Crime, anti-social behaviour and community safety are under the microscope at two Enniskillen schools, thanks to Housing Executive funding.
More than 450 Key Stage 3 students from Devenish College and St Fanchea’s College got together over the last year to take part in the Respect Programme.
Developed by the Children’s Safety Education Foundation (CSEF), the Respect Programme teaches teenagers about the consequences of anti-social behaviour and crime including hate crime on communities, as well as the health, safety and the wellbeing of young people.
The Housing Executive supports the project in different areas of Northern Ireland each year. In the last five years, 10 schools and hundreds of students have taken part.
Michael Fitzgerald, from CSEF, works alongside schools to roll out the programme.
“We are encouraging young people to challenge stereotypes, think about citizenship issues and also consider opposing viewpoints,” he explained.
“This helps them deal with problems they encounter in everyday life such as peer pressure, bullying and personal safety, lifeskills that can be difficult to convey through normal teaching channels.”
A total of £2,500 was provided from the Housing Executive’s Community Safety fund for new text books, E-books, worksheets and student surveys which had to be adapted during lockdown.
Jackie O’Kane, from the Community Safety Team, said: “We want to empower young people to make positive choices and play an active role in their community.

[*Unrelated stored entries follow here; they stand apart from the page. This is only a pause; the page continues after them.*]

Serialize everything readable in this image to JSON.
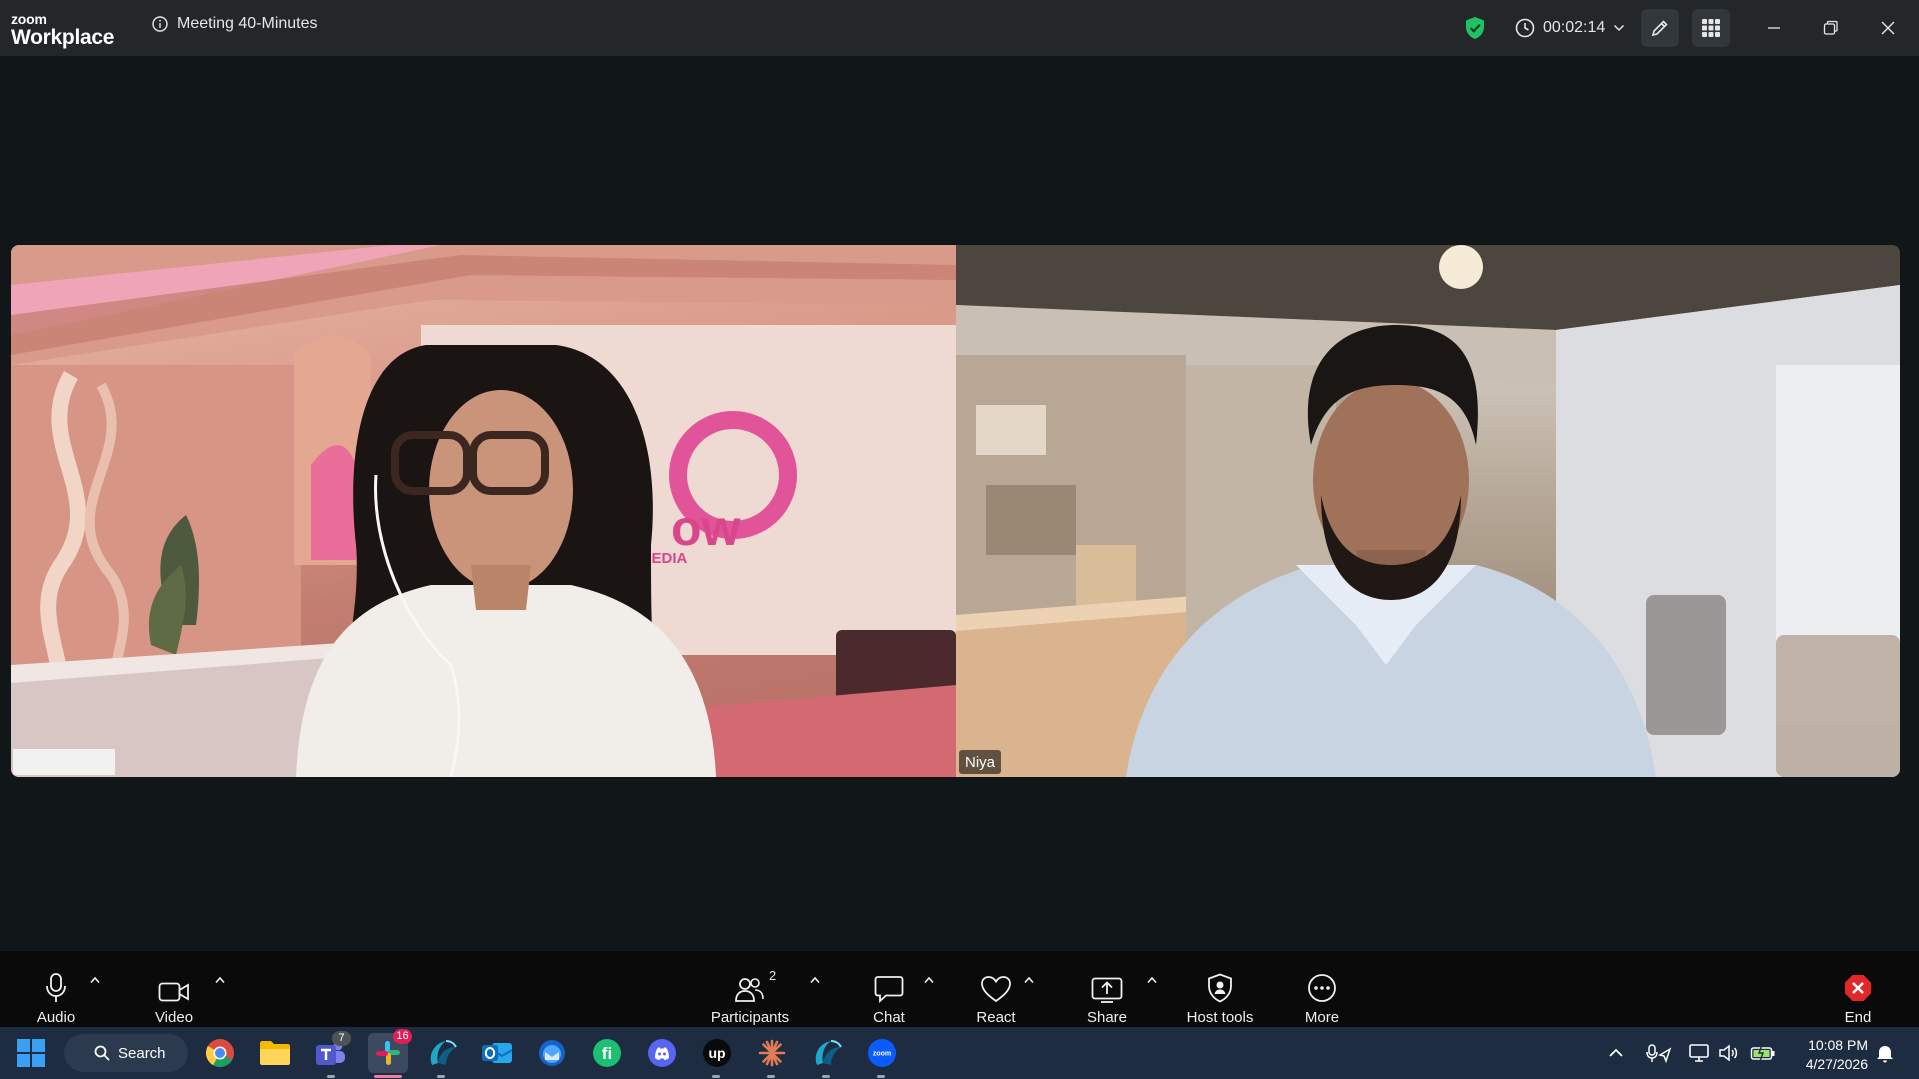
{
  "app": {
    "brand_small": "zoom",
    "brand_large": "Workplace"
  },
  "meeting": {
    "title": "Meeting 40-Minutes",
    "timer": "00:02:14"
  },
  "participants": [
    {
      "name": ""
    },
    {
      "name": "Niya"
    }
  ],
  "toolbar": {
    "audio": "Audio",
    "video": "Video",
    "participants": "Participants",
    "participants_count": "2",
    "chat": "Chat",
    "react": "React",
    "share": "Share",
    "host_tools": "Host tools",
    "more": "More",
    "end": "End"
  },
  "taskbar": {
    "search_label": "Search",
    "teams_badge": "7",
    "slack_badge": "16",
    "time": "10:08 PM",
    "date": "4/27/2026"
  },
  "colors": {
    "titlebar_bg": "#23272a",
    "stage_bg": "#111619",
    "toolbar_bg": "#0a0a0a",
    "taskbar_bg": "#1d2c40",
    "shield_green": "#21c266",
    "end_red": "#e02828"
  },
  "icons": [
    "info-icon",
    "shield-check-icon",
    "clock-icon",
    "chevron-down-icon",
    "pen-icon",
    "apps-grid-icon",
    "minimize-icon",
    "restore-icon",
    "close-icon",
    "microphone-icon",
    "camera-icon",
    "caret-up-icon",
    "participants-icon",
    "chat-icon",
    "heart-icon",
    "share-screen-icon",
    "host-shield-icon",
    "more-dots-icon",
    "end-icon",
    "windows-start-icon",
    "search-icon",
    "chrome-icon",
    "file-explorer-icon",
    "teams-icon",
    "slack-icon",
    "app-swirl-icon",
    "outlook-icon",
    "thunderbird-icon",
    "fiverr-icon",
    "discord-icon",
    "upwork-icon",
    "claude-icon",
    "zoom-icon",
    "tray-chevron-icon",
    "mic-location-icon",
    "network-icon",
    "volume-icon",
    "battery-icon",
    "notification-bell-icon"
  ]
}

“It is the fifth year we’ve funded this community safety project, which uses real life situations to demonstrate how everyone in our society deserves to be, and should be, respected.
“This year, Devenish and St Fanchea’s Colleges, are helping their pupils get to grips with anti-social behaviour issues in a constructive way,” she added.

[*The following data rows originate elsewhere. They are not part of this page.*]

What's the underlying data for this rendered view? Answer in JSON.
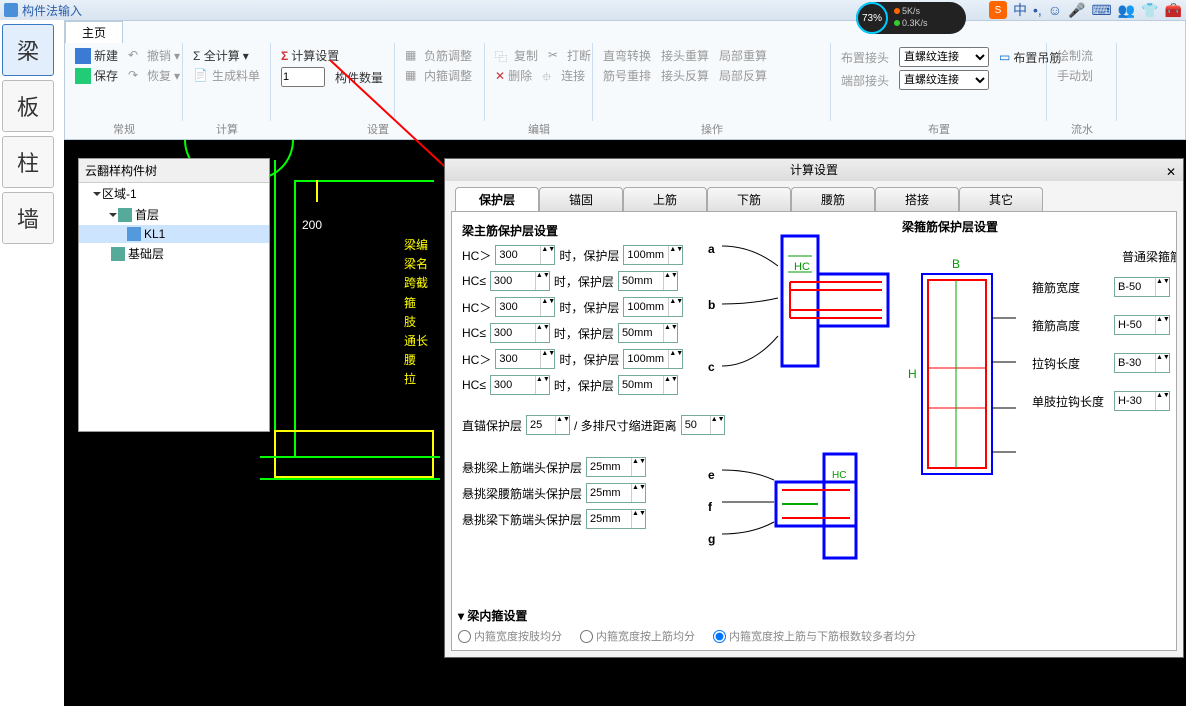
{
  "app": {
    "title": "构件法输入"
  },
  "perf": {
    "percent": "73%",
    "up": "5K/s",
    "down": "0.3K/s"
  },
  "ime": {
    "brand": "S",
    "lang": "中"
  },
  "left_rail": {
    "beam": "梁",
    "slab": "板",
    "column": "柱",
    "wall": "墙"
  },
  "ribbon": {
    "tab_home": "主页",
    "general": {
      "new": "新建",
      "save": "保存",
      "undo": "撤销",
      "redo": "恢复",
      "label": "常规"
    },
    "calc": {
      "all": "Σ 全计算",
      "bom": "生成料单",
      "num_val": "1",
      "num_lbl": "构件数量",
      "label": "计算"
    },
    "settings": {
      "calc_set": "计算设置",
      "neg_adj": "负筋调整",
      "inner_adj": "内箍调整",
      "label": "设置"
    },
    "edit": {
      "copy": "复制",
      "delete": "删除",
      "break": "打断",
      "link": "连接",
      "label": "编辑"
    },
    "ops": {
      "curve": "直弯转换",
      "renum": "筋号重排",
      "conn_recalc": "接头重算",
      "conn_back": "接头反算",
      "loc_recalc": "局部重算",
      "loc_back": "局部反算",
      "label": "操作"
    },
    "layout": {
      "place_conn": "布置接头",
      "end_conn": "端部接头",
      "sel1": "直螺纹连接",
      "sel2": "直螺纹连接",
      "hanger": "布置吊筋",
      "label": "布置"
    },
    "flow": {
      "draw": "绘制流",
      "manual": "手动划",
      "label": "流水"
    }
  },
  "tree": {
    "title": "云翻样构件树",
    "zone": "区域-1",
    "floor1": "首层",
    "kl1": "KL1",
    "base": "基础层"
  },
  "canvas": {
    "dim_200": "200",
    "labels": [
      "梁编",
      "梁名",
      "跨截",
      "箍",
      "肢",
      "通长",
      "腰",
      "拉"
    ]
  },
  "dlg": {
    "title": "计算设置",
    "tabs": {
      "cover": "保护层",
      "anchor": "锚固",
      "top": "上筋",
      "bot": "下筋",
      "waist": "腰筋",
      "lap": "搭接",
      "other": "其它"
    },
    "main_cover_title": "梁主筋保护层设置",
    "stirrup_cover_title": "梁箍筋保护层设置",
    "hc_gt": "HC＞",
    "hc_le": "HC≤",
    "cover_lbl": "时，保护层",
    "v300": "300",
    "v100": "100mm",
    "v50": "50mm",
    "pts": {
      "a": "a",
      "b": "b",
      "c": "c",
      "e": "e",
      "f": "f",
      "g": "g"
    },
    "straight_anchor": "直锚保护层",
    "v25": "25",
    "multi_row": "/ 多排尺寸缩进距离",
    "v50n": "50",
    "canti_top": "悬挑梁上筋端头保护层",
    "canti_waist": "悬挑梁腰筋端头保护层",
    "canti_bot": "悬挑梁下筋端头保护层",
    "v25mm": "25mm",
    "stirrup_col_hdr": "普通梁箍筋",
    "s_width": "箍筋宽度",
    "s_height": "箍筋高度",
    "hook_len": "拉钩长度",
    "single_hook": "单肢拉钩长度",
    "b50": "B-50",
    "h50": "H-50",
    "b30": "B-30",
    "h30": "H-30",
    "diag_b": "B",
    "diag_h": "H",
    "diag_hc": "HC",
    "inner_title": "梁内箍设置",
    "tri": "▾",
    "opt1": "内箍宽度按肢均分",
    "opt2": "内箍宽度按上筋均分",
    "opt3": "内箍宽度按上筋与下筋根数较多者均分"
  }
}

Berni McDermott, from Devenish College, said: “This project is a breath of fresh air in its content, simplicity and presentation. It targets issues directly related to young people and is presented in a way that engages and informs.”
Pauline Armitage, St Fanchea’s College, said: “The Respect programme resources provided me with a good basis for teaching Year 10 about smoking, alcohol, and drugs.
“The information in the Respect booklet is up to date, making it relevant for pupils. The ‘Did you know’ sections and real-life experiences provoked very important class discussions.
“It was evident that pupils were looking at this topic from different perspectives and viewpoints, they were asking questions and engaging in discussions on a topic that they might normally be reluctant to.
“My hope now is that they will go on to make responsible decisions for themselves because of this learning experience. I will use the Respect programme resources to supplement other topics going forward.”